Wednesday, November 29, 2017

Loss Upon Loss

I wrote a lot about grieving after Sharon's death and then it's been radio silence ever since. But I've been journaling a LOT, and talking about all the feelings to people who can handle it. That's been helpful.

But it's not just Sharon's death. It feels like we're facing a season of "loss upon loss". That phrase really struck a chord with me. Reading Marilyn Gardner's post about "Death, Loss and TCK Grief" was quite helpful, especially since it was published on the day Ivan's oldest brother, Lynn, passed away. Lynn had been suffering from Lewy Body dementia and late stage liver disease, so while his death was not unexpected, that didn't make it any less difficult.

And now Ivan's mom has fallen and broken her hip (successful surgery yesterday) so she faces the loss of independence in the days ahead, during healing and rehabilitation, and we have no idea how long it will take.

Gardner writes: "As I've allowed myself to feel, I have opened the door to memories of other times of grieving and other grief patterns that are seemingly unrelated. But grief is grief, and loss is loss. They connect together like a dot to dot child's book, creating a picture that represents something much bigger than just one dot."

There is so much truth in that. 

While journaling, I've begun to see patterns. Something happens that, for some reason, causes certain feelings. I dig deep, trying to figure out why I've reacted the way I have, and what comes to light is something that happened during my younger years, and the more recent event triggered the same feelings as back then.

Life is filled with loss. It's inevitable and hits everyone with equal abandon. We can't protect ourselves from loss, and we can't protect those we love from it. I find it comforting that loss is talked about so much in scripture; honestly, no filters, head-on. God doesn't expect us to slap on a happy face and pretend everything is fine when it's not. He expects us to be honest about our losses, go deep into our grief, always knowing He's right there with us. I'm grateful He showed us His own grief and loss in the Garden of Gethsemane.

No, everything is not fine. And not to make light of things, but young Alexander hit the nail on the head when he said it was a "terrible, horrible, no good, very bad day" and finished by admitting, "My mom says some days are like that". I'd like to add some months, years, even decades are like that. 

But it's hard to admit things aren't okay, that it feels like things are falling apart, that we're lost in our grief and loss. Part of it is our American can-do, pull yourselves up by your bootstraps culture, and I believe part of it is from our church culture that glosses over grief to focus on the joy, joy, joy, joy down in our heart.

Isn't it more honest, more biblical, to face reality as the men and women of scripture did? To acknowledge the depths of our despair, while clinging to the hope that He's hanging onto us when we don't have the strength to hang on ourselves? (Which, if we're honest, is all.the.time.)

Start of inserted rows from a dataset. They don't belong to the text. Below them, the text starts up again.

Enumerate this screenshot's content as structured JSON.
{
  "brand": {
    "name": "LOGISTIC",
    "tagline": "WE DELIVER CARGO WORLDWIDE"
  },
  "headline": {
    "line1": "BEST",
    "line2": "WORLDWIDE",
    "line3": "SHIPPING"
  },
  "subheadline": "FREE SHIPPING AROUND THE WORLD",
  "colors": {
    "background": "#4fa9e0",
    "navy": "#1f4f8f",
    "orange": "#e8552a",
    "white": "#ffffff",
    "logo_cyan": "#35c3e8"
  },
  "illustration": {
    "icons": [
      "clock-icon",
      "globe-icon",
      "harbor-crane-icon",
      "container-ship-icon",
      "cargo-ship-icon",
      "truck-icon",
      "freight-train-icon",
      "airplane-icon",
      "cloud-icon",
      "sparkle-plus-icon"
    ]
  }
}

Saturday, October 21, 2017

Leaning Into Grief

Expecting to feel pretty slammed by grief on Tuesday, when all the family had gone and I would have the time to stop and think...and feel... it surprised me to just be numb and lethargic. I spent all morning reading a library ebook that had become available that day. Didn't get out of my pajamas until 2 p.m. Couldn't stay focused in the afternoon, thoughts flitting from one thing to the next in rapid succession. 

Then while surfing through my Facebook feed, up popped a link to a post about "leaning into grief" (sorry, I wasn't in the proper frame of mind and didn't think to note the author or title) and it made sense -- but how exactly do you do that? Lean into grief? The author said the point was to face it head on, rather than trying to go around or ignore grief. The idea floated in and out of my head all evening.

Wednesday morning I decided to read emails Sharon and I had written to one another in the months leading up to our departure from Argentina. As IRL, my emails were lengthy (blah, blah, blah)... while hers were short and to the point. We were so very different in so many ways but, for whatever reason, we totally understood one another. That's rare. That's a gift.

For me that's what leaning into grief looked like on Wednesday.